I did mention that even getting 5% error requires extreme amount of effort sorting through reference images and stuff. While the machine can spit out answers in milliseconds.
In the next few years computers will mop up humans on all vision tasks. Machine vision is quite nearly a solved problem.
I’m not saying “I think humans will always get scores better than computers on this task”. I’m saying:
Score on this task is clearly related to actual object recognition ability, but as the error rates get low and we start looking at the more difficult examples the relationship gets more complicated and it starts to be important to look at what kind of failures we’re seeing on each side.
What humans find difficult here is fine-grained identification of a zillion different breeds of dog, coping with having an objectively-inadequate training set (presumably to avoid intolerable boredom), and keeping track of the details of what categories the test is concerned with.

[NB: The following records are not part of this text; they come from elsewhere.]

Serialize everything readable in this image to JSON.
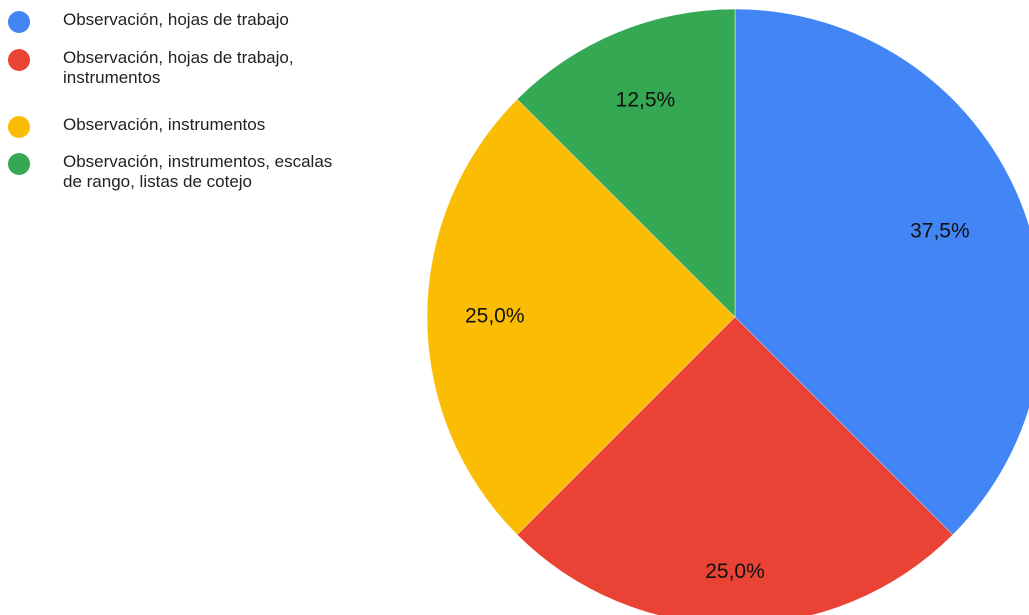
{
  "chart_data": {
    "type": "pie",
    "title": "",
    "categories": [
      "Observación, hojas de trabajo",
      "Observación, hojas de trabajo, instrumentos",
      "Observación, instrumentos",
      "Observación, instrumentos, escalas de rango, listas de cotejo"
    ],
    "values": [
      37.5,
      25.0,
      25.0,
      12.5
    ],
    "data_labels": [
      "37,5%",
      "25,0%",
      "25,0%",
      "12,5%"
    ],
    "colors": [
      "#4285f4",
      "#ea4335",
      "#fbbc04",
      "#34a853"
    ],
    "legend_position": "top-left",
    "start_angle": "12 o'clock",
    "direction": "clockwise"
  },
  "legend": {
    "items": [
      {
        "label_lines": [
          "Observación, hojas de trabajo"
        ]
      },
      {
        "label_lines": [
          "Observación, hojas de trabajo,",
          "instrumentos"
        ]
      },
      {
        "label_lines": [
          "Observación, instrumentos"
        ]
      },
      {
        "label_lines": [
          "Observación, instrumentos, escalas",
          "de rango, listas de cotejo"
        ]
      }
    ]
  }
}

What computers find difficult here is identifying small or thin things, identifying things whose colours and contrast are unexpected, identifying things that are at unexpected angles, identifying things represented “indirectly” (paintings, models, shadows, …), identifying objects when there are a bunch of other objects also in the frame, identifying objects parts of which are obscured by other things, identifying objects by labels on them, …
To put it differently, it seems to me that almost none of the problems that a skilled human has here are actually vision failures in any useful sense, whereas most of the problems the best computers have are. And that while it’s nice that images that elicit these failures are fairly rare in the ILSVRC dataset, it’s highly plausible that difficulty in handling such images might be a much more serious handicap in “everyday vision tasks” than not being able to distinguish between dozens of species of dog, or finding it difficult to remember hundreds of specific categories that one’s expected to classify things into.
For the avoidance of doubt, I think identifying ILSVRC images with ~95% accuracy (in the sense relevant here) is really impressive. Doing it in milliseconds, even more so. There is no question that in some respects computer vision is already way ahead of human vision. But this is not at all the same thing as saying computers are better overall at “any kind of everyday vision task” and I think the evidence from ILSVRC results is that there are some quite fundamental ways in which computers are still much worse at vision than humans, and it’s not obvious to me that their advantages are going to make up for those deficiencies in the next few years.
They might. The best computers are now much better at chess than the best humans overall, even though there are (I think) still some quite fundamental things they do worse than humans. Perhaps vision is like chess in this respect. But I don’t see that the evidence is there yet that it is.
You’ve been making very confident pronouncements in this discussion, and telling other people they don’t know what they’re talking about. May I ask what your expertise is in this area? E.g., are you a computer vision researcher yourself? (I am not. I’m a mathematician working in industry, I’ve spent much of my career working with computer input devices, and have seen many times how something can (1) work well 99% of the time and (2) be almost completely unusable because of that last 1%. But there’s no AI in these devices and the rare failures of something like GoogLeNet may be less harmful.)